La Cour européenne des droits de l'Homme (CEDH) a condamné l'Espagne ce jeudi pour avoir manqué à son obligation d'enquêter sur de graves allégations de traite d'êtres humains formulées par une Nigériane. Elle avait été forcée de se prostituer lorsqu'elle était mineure.
Cette femme a expliqué qu'en 2003, alors qu'elle avait 14 ans, des trafiquants lui avaient fait quitter le Nigeria pour l'Espagne. Elle avait été emmenée dans une maison située à Arahal, au sud-est de Séville, et contrainte de se prostituer avant de réussir à s'échapper en 2007.
Elle a par la suite continué à se prostituer avant d'être accompagnée par une ONG qui l'a soutenue dans sa démarche de porter plainte en 2011 pour traite d'êtres humains et exploitation sexuelle. Après avoir épuisé tous les recours en justice en Espagne, sans obtenir gain de cause, elle a introduit une requête auprès de la CEDH.
Dans un arrêt rendu jeudi, la Cour, qui est chargée d'appliquer la Convention européenne de sauvegarde des droits de l'homme dans les 46 pays signataires, a jugé qu'il y avait eu violation de l'article 4 (interdiction de l'esclavage et du travail forcé) de cette Convention.

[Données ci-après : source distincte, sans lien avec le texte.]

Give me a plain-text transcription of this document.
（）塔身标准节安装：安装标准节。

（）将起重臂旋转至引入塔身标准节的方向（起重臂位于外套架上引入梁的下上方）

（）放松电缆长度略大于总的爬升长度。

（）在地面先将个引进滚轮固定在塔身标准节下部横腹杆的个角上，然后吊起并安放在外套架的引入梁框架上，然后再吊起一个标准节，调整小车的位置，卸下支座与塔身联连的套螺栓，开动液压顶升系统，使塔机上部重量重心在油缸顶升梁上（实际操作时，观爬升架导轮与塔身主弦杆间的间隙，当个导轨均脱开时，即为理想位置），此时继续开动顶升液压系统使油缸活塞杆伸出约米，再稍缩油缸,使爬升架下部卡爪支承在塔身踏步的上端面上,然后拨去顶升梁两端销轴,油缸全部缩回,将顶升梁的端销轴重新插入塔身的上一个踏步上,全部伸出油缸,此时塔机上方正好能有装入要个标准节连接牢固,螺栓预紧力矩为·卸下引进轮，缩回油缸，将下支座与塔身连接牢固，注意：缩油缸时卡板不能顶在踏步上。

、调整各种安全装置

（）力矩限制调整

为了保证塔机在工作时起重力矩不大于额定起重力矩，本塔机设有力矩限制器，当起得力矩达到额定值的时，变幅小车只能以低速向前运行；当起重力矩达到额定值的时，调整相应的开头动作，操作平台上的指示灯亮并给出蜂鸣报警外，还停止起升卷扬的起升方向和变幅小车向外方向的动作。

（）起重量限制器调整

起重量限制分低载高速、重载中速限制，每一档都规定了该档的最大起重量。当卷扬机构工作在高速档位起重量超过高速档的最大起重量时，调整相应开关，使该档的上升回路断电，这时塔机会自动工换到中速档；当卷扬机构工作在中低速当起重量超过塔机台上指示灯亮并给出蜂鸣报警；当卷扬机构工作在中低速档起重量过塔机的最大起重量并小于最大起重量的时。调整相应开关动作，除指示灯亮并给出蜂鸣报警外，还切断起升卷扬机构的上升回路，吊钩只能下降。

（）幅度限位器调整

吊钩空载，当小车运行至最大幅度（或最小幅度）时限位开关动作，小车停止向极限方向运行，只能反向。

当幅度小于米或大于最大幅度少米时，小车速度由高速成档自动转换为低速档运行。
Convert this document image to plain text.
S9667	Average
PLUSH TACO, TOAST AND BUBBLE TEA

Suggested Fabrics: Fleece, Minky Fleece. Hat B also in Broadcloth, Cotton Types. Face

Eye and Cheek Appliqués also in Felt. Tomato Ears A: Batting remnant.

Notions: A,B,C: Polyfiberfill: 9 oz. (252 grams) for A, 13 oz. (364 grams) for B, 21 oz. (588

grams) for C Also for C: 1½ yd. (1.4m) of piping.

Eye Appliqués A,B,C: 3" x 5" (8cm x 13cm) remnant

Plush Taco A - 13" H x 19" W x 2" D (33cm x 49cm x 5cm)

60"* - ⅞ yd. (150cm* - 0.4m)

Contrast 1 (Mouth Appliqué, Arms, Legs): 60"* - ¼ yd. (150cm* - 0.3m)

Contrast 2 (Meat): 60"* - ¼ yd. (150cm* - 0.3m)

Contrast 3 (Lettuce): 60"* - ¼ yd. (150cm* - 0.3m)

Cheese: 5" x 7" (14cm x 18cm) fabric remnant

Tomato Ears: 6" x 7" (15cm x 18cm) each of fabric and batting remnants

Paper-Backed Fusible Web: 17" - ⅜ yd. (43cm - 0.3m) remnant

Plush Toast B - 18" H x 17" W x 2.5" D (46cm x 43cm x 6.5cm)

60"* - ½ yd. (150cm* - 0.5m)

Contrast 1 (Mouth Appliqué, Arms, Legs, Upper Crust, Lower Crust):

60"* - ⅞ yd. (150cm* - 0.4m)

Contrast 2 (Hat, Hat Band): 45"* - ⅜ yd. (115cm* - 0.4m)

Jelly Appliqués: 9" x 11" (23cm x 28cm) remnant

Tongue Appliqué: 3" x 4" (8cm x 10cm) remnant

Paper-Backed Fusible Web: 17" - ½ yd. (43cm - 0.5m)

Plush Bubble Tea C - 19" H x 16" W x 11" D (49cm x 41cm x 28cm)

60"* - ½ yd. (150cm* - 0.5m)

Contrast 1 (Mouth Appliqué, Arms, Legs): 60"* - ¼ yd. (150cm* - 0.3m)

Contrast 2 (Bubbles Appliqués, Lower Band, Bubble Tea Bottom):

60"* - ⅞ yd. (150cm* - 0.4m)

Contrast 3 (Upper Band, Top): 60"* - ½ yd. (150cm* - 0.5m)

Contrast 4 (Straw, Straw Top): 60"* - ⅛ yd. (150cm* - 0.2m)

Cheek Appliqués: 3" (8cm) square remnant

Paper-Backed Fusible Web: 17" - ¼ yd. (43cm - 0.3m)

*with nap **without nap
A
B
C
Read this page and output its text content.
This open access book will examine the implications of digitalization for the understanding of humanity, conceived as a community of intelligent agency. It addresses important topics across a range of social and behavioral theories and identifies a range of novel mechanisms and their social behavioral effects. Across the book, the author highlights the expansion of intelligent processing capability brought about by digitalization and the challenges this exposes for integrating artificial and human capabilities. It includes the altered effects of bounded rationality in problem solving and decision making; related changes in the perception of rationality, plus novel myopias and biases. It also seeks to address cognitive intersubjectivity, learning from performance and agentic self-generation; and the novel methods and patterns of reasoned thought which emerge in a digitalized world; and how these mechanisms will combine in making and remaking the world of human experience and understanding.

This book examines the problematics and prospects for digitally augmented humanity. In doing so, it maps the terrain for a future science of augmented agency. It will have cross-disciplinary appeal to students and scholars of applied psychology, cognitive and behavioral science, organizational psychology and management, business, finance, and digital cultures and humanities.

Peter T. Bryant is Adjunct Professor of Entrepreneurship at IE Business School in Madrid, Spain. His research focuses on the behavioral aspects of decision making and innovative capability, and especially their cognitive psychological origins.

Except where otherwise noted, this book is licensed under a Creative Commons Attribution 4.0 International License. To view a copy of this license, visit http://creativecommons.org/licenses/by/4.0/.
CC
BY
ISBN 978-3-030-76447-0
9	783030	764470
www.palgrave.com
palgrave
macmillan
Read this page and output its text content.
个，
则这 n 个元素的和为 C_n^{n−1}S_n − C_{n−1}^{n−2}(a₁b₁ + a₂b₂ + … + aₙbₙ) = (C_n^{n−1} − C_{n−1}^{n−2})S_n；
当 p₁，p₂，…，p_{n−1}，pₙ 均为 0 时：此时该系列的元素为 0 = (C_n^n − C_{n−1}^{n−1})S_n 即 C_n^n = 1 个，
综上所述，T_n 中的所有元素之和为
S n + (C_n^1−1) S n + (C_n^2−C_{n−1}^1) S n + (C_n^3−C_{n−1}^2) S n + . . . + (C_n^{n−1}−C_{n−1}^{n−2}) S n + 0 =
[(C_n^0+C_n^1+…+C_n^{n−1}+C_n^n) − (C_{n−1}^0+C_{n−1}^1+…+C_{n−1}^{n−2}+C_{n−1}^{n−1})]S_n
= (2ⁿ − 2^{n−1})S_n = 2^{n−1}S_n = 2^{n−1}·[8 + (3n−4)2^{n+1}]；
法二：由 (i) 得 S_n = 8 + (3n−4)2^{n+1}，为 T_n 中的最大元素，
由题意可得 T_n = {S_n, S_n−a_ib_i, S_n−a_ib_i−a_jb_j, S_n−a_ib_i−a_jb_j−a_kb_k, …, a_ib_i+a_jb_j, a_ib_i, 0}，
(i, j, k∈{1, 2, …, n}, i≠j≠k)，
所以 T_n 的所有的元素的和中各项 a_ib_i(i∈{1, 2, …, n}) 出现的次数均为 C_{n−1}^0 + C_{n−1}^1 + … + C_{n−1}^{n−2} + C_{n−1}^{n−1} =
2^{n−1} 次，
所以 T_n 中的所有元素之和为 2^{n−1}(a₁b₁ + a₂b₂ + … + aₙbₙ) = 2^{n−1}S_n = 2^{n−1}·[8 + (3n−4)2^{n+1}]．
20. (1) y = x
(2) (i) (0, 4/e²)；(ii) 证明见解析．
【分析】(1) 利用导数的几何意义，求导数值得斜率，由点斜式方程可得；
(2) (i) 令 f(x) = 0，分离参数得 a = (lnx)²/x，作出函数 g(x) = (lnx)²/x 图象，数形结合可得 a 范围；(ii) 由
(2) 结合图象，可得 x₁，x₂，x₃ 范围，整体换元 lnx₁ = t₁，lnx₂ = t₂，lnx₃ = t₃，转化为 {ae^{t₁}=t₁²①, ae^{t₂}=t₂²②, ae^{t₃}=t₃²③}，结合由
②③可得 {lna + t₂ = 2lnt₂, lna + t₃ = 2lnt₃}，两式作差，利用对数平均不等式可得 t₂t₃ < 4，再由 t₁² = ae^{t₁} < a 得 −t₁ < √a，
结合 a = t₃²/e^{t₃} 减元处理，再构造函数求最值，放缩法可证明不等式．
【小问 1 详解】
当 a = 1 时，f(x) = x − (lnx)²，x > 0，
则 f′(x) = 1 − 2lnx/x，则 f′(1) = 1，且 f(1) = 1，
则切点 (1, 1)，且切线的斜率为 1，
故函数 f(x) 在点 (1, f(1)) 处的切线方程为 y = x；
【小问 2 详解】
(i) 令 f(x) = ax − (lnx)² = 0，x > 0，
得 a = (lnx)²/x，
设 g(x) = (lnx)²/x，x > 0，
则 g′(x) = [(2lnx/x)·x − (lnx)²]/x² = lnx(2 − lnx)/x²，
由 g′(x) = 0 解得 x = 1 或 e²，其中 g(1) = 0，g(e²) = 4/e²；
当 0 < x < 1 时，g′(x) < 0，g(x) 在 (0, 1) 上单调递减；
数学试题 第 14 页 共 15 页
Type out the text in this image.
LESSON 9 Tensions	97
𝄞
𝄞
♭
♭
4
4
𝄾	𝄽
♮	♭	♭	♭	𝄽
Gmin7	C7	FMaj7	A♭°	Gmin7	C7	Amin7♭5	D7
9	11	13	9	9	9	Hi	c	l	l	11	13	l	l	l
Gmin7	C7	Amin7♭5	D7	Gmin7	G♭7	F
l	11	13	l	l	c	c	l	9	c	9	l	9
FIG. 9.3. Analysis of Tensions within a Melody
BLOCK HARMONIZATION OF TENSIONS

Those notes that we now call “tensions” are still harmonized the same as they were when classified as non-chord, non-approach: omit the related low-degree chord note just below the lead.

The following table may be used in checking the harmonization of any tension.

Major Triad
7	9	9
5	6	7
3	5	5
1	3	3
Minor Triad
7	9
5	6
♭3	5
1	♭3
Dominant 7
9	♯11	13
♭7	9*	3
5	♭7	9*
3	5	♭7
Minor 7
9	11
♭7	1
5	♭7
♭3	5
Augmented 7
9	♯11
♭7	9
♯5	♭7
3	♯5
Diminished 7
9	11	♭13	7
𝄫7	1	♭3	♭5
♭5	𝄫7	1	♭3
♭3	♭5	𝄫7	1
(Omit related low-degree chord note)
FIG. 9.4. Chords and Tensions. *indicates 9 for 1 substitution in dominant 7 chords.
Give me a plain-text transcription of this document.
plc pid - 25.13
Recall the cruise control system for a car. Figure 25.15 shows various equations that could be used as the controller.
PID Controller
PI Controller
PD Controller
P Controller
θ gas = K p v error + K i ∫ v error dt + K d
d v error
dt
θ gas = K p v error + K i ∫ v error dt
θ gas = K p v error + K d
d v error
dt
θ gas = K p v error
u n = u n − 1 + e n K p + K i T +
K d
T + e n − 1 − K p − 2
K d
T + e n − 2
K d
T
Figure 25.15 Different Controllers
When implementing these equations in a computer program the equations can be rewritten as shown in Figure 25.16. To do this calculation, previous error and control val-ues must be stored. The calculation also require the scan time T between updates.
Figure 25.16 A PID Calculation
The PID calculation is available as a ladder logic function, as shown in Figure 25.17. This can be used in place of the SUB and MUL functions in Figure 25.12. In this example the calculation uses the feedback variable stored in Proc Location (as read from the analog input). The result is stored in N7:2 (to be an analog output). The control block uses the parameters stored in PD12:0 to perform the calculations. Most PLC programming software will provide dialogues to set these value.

Manquement flagrant à l'obligation d'enquêter
La CEDH, qui siège à Strasbourg, estime qu'aucune mesure n'a été prise au cours des deux premières années de l'enquête, que les enquêteurs n'ont pas suivi des pistes d'investigation évidentes, et que les décisions de classement provisoire de l'affaire qui ont été rendues en 2017 étaient superficielles et insuffisamment motivées.
Ces lacunes témoignent d'un manquement flagrant à l'obligation d'enquêter sur les allégations graves de traite des êtres humains, une infraction aux conséquences dévastatrices pour les victimes, souligne la CEDH. L'Espagne doit verser à la requérante 15'000 euros au titre du dommage moral, et 12'000 euros pour les frais de justice.